Director of Clinical Services, National Hospital Abuja, Dr. Badejo Olawale, says the National Comprehensive Cancer Network guidelines for the management of cancer patients will help harmonise cancer treatment.

Olawale said this on Tuesday in Abuja at a day conference on the “Uptake of the NCCN Harmonised Guidelines for Sub-Saharan Africa”.

The conference was organised by the hospital in collaboration with the Ministry of Health and the American Cancer Society, the summit focused on Breast Cancer as the pilot.

According to Olawale, with the uptake of the guideline, a lot of confusion and disharmony in the treatment of cancer will be dispelled.

“What we have is a situation where people do things from their own perspective and at the end of the day, there’s lots of confusion.

“The guideline helps you irrespective of the amount of resources you have to practice within a set goal such that if all you have in your centre are surgeons and no radiologist, your surgical practice will fall in line.

“Even if the patient has reasons to go to a place where there are facilities, you would not have done harm to that patient, they will just take it off from there.

“So, it’s beneficial to the practitioner in terms of guides, beneficial to the patient in terms of safety and getting the best possible care in the care spectrum across the different disease types,” the director of clinical services said.

Olawale also said that the guideline which was available for all cancers also help patients seeking information to take instructions and know what questions to ask in the course of the management of that disease.

He also said that it helps families to be able to prepare for the next best thing in the management of the disease and at the end of it all brings out the best outcome irrespective of the level of resources available in that region.

Head, Radiotherapy and Oncology Department, Dr. Uchechukwu Shagaya, said that the summit was organised to commemorate World Cancer Day which is marked on February 4 every year.

“The theme is Closing the Care Gap”. However, over the years most people do awareness and we the oncologists, surgeons, and doctors who manage them should do the preaching about the care gap among caregivers.

“So, we decided to launch an uptake on the harmonised guideline, we want to ensure that the management of cancer is harmonised and we are using standardised guidelines.

“The guideline talks about the prevention of cancer all the way to palliation. It talks about the workup, the tests that should be done, how it should be diagnosed, and how it should be treated.

“What to expect on the side effects of the treatment and then the outcome of the treatment as well as the follow up of the treatment,” Shagaya said.

On his part, Prof.
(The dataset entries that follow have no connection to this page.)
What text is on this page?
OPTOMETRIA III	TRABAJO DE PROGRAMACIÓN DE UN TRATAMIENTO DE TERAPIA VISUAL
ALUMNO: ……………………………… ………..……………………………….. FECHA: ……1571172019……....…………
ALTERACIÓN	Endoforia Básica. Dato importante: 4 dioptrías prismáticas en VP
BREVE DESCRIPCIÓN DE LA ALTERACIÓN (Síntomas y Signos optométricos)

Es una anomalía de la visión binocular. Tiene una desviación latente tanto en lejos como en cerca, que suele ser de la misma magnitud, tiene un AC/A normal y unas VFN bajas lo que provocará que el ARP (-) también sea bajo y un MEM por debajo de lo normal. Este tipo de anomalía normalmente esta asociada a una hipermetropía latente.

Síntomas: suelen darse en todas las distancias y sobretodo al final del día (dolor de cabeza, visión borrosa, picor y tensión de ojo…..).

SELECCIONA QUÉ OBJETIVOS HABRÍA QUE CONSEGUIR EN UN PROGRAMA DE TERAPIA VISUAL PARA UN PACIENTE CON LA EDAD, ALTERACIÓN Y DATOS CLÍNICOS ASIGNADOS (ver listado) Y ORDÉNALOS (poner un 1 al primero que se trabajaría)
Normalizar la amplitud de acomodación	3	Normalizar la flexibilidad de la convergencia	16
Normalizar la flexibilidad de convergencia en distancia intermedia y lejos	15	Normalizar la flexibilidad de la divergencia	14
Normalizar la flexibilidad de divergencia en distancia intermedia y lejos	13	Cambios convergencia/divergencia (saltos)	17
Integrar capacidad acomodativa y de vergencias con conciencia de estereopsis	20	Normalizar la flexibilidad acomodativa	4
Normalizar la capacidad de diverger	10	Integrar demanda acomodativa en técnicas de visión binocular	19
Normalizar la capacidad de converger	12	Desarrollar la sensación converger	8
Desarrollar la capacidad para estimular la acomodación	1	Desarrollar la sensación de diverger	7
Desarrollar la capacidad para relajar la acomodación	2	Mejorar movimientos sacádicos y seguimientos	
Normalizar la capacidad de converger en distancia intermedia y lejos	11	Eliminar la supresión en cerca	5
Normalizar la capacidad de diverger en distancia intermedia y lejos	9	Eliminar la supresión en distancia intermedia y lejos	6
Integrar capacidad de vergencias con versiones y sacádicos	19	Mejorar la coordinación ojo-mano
King-David Yawe, Convener, the University of Abuja Teaching Hospital Multi-Disciplinary Tumor Board, said that with the training, caregivers have been empowered with the knowledge to know where help can be obtained.

“That help is in various ways, help from the point of view of diagnosis, from the point of view of treatment, and the various modalities of treatment.

“What we are aiming at in this programme is to equip all of us who are managing breasts and other cancers in one way or the other to be able to know where we can drum up support anytime we need it.

“So you will find that you don’t have to keep a patient waiting in your place for a long time.

You can very quickly transfer that patient or refer that patient to where that service is immediately available.

“That way you will be able to treat the patients on time and therefore be able to prolong their lives,” Yawe said.

Speaking about the brachytherapy machines for the treatment of cancer inaugurated by the Federal Government in five tertiary hospitals across the country, he said that it was an excellent development.

According to him, the facility will draw in a large proportion of patients who did not have it available at all.

“I think it is a very innovative and futuristic idea by the Federal Government. It’s not yet enough because we want to see that patients do not have to travel long distances to have this facility administered.

“However, I think it’s a step in the right direction. I can tell you, when I became a surgeon, there was only one centre in this country offering any form of radiotherapy but 39 years down the line I see a lot of innovations.

“The private sector is also involved in making available radiotherapy facility,” he said.

Yawe, however, urged the Federal Government to sustain the tempo and provide more such facilities around the country to indeed close the gap.

The News Agency of Nigeria reports that brachytherapy machines were inaugurated on Monday to aid the treatment of cancer through radiotherapy.